Damn. Hope you're doing better bud!


----------



## conix67 (Jul 27, 2008)

Good to hear you're doing ok. It's been many years since I quit smoking. I never get craving for that darn thing at all anymore. I wish government ban that altogether.


----------



## pat3612 (Jan 29, 2008)

jamezgt said:


> Damn. Hope you're doing better bud!


Thanks love those fish of yours they are neat .


----------



## pat3612 (Jan 29, 2008)

conix67 said:


> Good to hear you're doing ok. It's been many years since I quit smoking. I never get craving for that darn thing at all anymore. I wish government ban that altogether.


Thanks I wish I had quit long ago .


----------



## overleaf (Feb 1, 2009)

Geeze Pat, glad you're okay.

I quit smoking 5 years ago after having smoked for 8.


----------



## jamezgt (Feb 17, 2009)

I'll be happy to create a simple work-out routine for you to do at home. My brother quit smoking 6 months ago, and I finally got him to commit to exercising and a healthy diet. It's week one and he's doing great.

Let me know Pat! Or anybody else!


----------



## blossom112 (Mar 19, 2008)

oh wow .........I am just reading this for the first time .
really sorry to hear this ,how are you now ?
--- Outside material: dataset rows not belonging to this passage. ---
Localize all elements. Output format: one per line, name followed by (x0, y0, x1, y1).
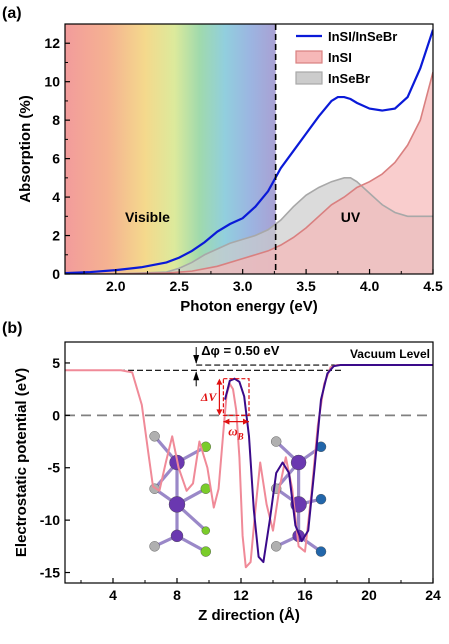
x-tick-label: 2.5 (169, 278, 189, 294)
area-line-insebr (65, 177, 433, 274)
barrier-box (222, 378, 250, 416)
delta-v-label: ΔV (200, 390, 218, 404)
potential-line-purple (224, 364, 433, 564)
y-tick-label: 10 (44, 74, 60, 90)
legend-marker-insi (295, 50, 323, 64)
y-tick-label: 6 (52, 151, 60, 167)
atom (271, 541, 282, 552)
line-insi-insebr (65, 29, 433, 274)
barrier-width-arrowhead-left (223, 418, 230, 425)
y-tick-label: 2 (52, 228, 60, 244)
barrier-width-symbol: ω (228, 424, 237, 439)
atomic-structure-illustration (149, 431, 327, 557)
y-tick-label: 12 (44, 35, 60, 51)
y-tick-label: 5 (52, 355, 60, 371)
panel-b-label: (b) (2, 320, 22, 337)
panel-b-y-axis-label: Electrostatic potential (eV) (13, 368, 30, 557)
absorption-areas (65, 72, 433, 274)
panel-a-y-axis-label: Absorption (%) (17, 95, 34, 202)
visible-region-label: Visible (125, 209, 170, 225)
barrier-annotations (193, 347, 250, 425)
legend-label-insi: InSI (328, 50, 352, 65)
legend-marker-insebr (295, 71, 323, 85)
atom (290, 454, 307, 471)
panel-a: (a) Visible UV 2.0 2.5 3.0 3.5 4.0 4.5 0 2 4 6 8 10… (2, 5, 443, 315)
barrier-width-subscript: B (237, 432, 244, 442)
barrier-width-label: ωB (228, 424, 243, 442)
delta-phi-label: Δφ = 0.50 eV (201, 343, 280, 358)
barrier-width-arrowhead-right (243, 418, 249, 425)
x-tick-label: 12 (233, 587, 249, 603)
atom (168, 496, 186, 513)
area-line-insi (65, 71, 433, 274)
panel-a-label: (a) (2, 5, 22, 22)
x-tick-label: 16 (297, 587, 313, 603)
atom (315, 546, 327, 557)
panel-b-ticks: 4 8 12 16 20 24 -15 -10 -5 0 5 (40, 355, 441, 603)
y-tick-label: 4 (52, 189, 60, 205)
x-tick-label: 4 (109, 587, 117, 603)
x-tick-label: 24 (425, 587, 441, 603)
panel-b: (b) Vacuum Level Δφ = 0.50 eV ΔV ωB 4 8 12… (2, 320, 441, 624)
vacuum-level-label: Vacuum Level (350, 347, 430, 361)
delta-v-arrowhead-bottom (216, 409, 223, 416)
visible-spectrum-band (65, 24, 276, 274)
potential-line-pink (65, 364, 433, 569)
legend-label-insi-insebr: InSI/InSeBr (328, 29, 397, 44)
x-tick-label: 8 (173, 587, 181, 603)
uv-region-label: UV (341, 209, 361, 225)
y-tick-label: -10 (40, 512, 60, 528)
y-tick-label: 0 (52, 407, 60, 423)
atom (149, 541, 160, 552)
x-tick-label: 4.0 (360, 278, 380, 294)
legend-label-insebr: InSeBr (328, 71, 370, 86)
area-fill-insi (65, 72, 433, 274)
x-tick-label: 3.5 (296, 278, 316, 294)
atom (149, 431, 160, 442)
absorption-lines (65, 29, 433, 274)
atom (201, 526, 211, 535)
atom (315, 493, 327, 505)
panel-a-ticks: 2.0 2.5 3.0 3.5 4.0 4.5 0 2 4 6 8 10 12 (44, 35, 443, 294)
panel-a-frame (64, 23, 434, 275)
atom (271, 436, 282, 447)
y-tick-label: 8 (52, 112, 60, 128)
panel-a-legend: InSI/InSeBr InSI InSeBr (295, 29, 397, 86)
panel-a-x-axis-label: Photon energy (eV) (180, 298, 318, 315)
atom (200, 546, 212, 557)
y-tick-label: -15 (40, 565, 60, 581)
panel-b-x-axis-label: Z direction (Å) (198, 607, 300, 624)
y-tick-label: -5 (48, 460, 61, 476)
panel-b-frame (64, 341, 434, 584)
x-tick-label: 3.0 (233, 278, 253, 294)
potential-lines (65, 364, 433, 569)
x-tick-label: 2.0 (106, 278, 126, 294)
x-tick-label: 20 (361, 587, 377, 603)
delta-v-arrowhead-top (216, 378, 223, 385)
y-tick-label: 0 (52, 266, 60, 282)
atom (170, 529, 184, 543)
x-tick-label: 4.5 (423, 278, 443, 294)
We need to talk about something too !


----------



## bigfishy (Jun 19, 2009)

It's time to use all your smoke money 

for fish

for bigger set up

for fun!


----------



## KnaveTO (May 13, 2007)

bigfishy said:


> It's time to use all your smoke money
> 
> for fish
> 
> ...


Yeah... just imagine what we could afford with that extra $70 per week.

I have to quit too.


----------



## bluekrissyspikes (Apr 16, 2009)

pat3612 said:


> Thanks love those fish of yours they are neat .


that's what i was thinking too...

sorry to hear you went through that. quitting is always a good thing. i have been cutting down for a few weeks now. i went on zyban but i am apparently quite allergic to the stuff. so i cut down a bit at a time and today, my son turns three, and i quit. hopefully it works this time. i have nicorette gum to help


----------



## MacFish (Jun 15, 2006)

Has anyone heard from Pat recently? I sent her a message a while ago to see how she was doing. I haven't got a reply yet.


----------



## Ciddian (Mar 15, 2006)

Not yet


----------



## pat3612 (Jan 29, 2008)

*From Pat*

Iam Back Hey everyone. I just read my mail. I had something I didnt expect the big C. The last few months have been hard but Iam not giving up. I feel great right now . I have enough energy I can at least type. Ciddian hows rhe little one . Mac I lost 1BGJD and 1 EBJD dont know why the rest are doing really great .Mr fishies I owe You.


----------



## Ciddian (Mar 15, 2006)

ooohh!!! There you are pat! Had us all worried for sure 

All is well on my end, please dont worry ^^ Take care of yourself.

I am very sorry for the losses too


----------



## shark (Jan 28, 2009)

hey welcome back glad to hear that you quit smoking i hope you do better and recover well


----------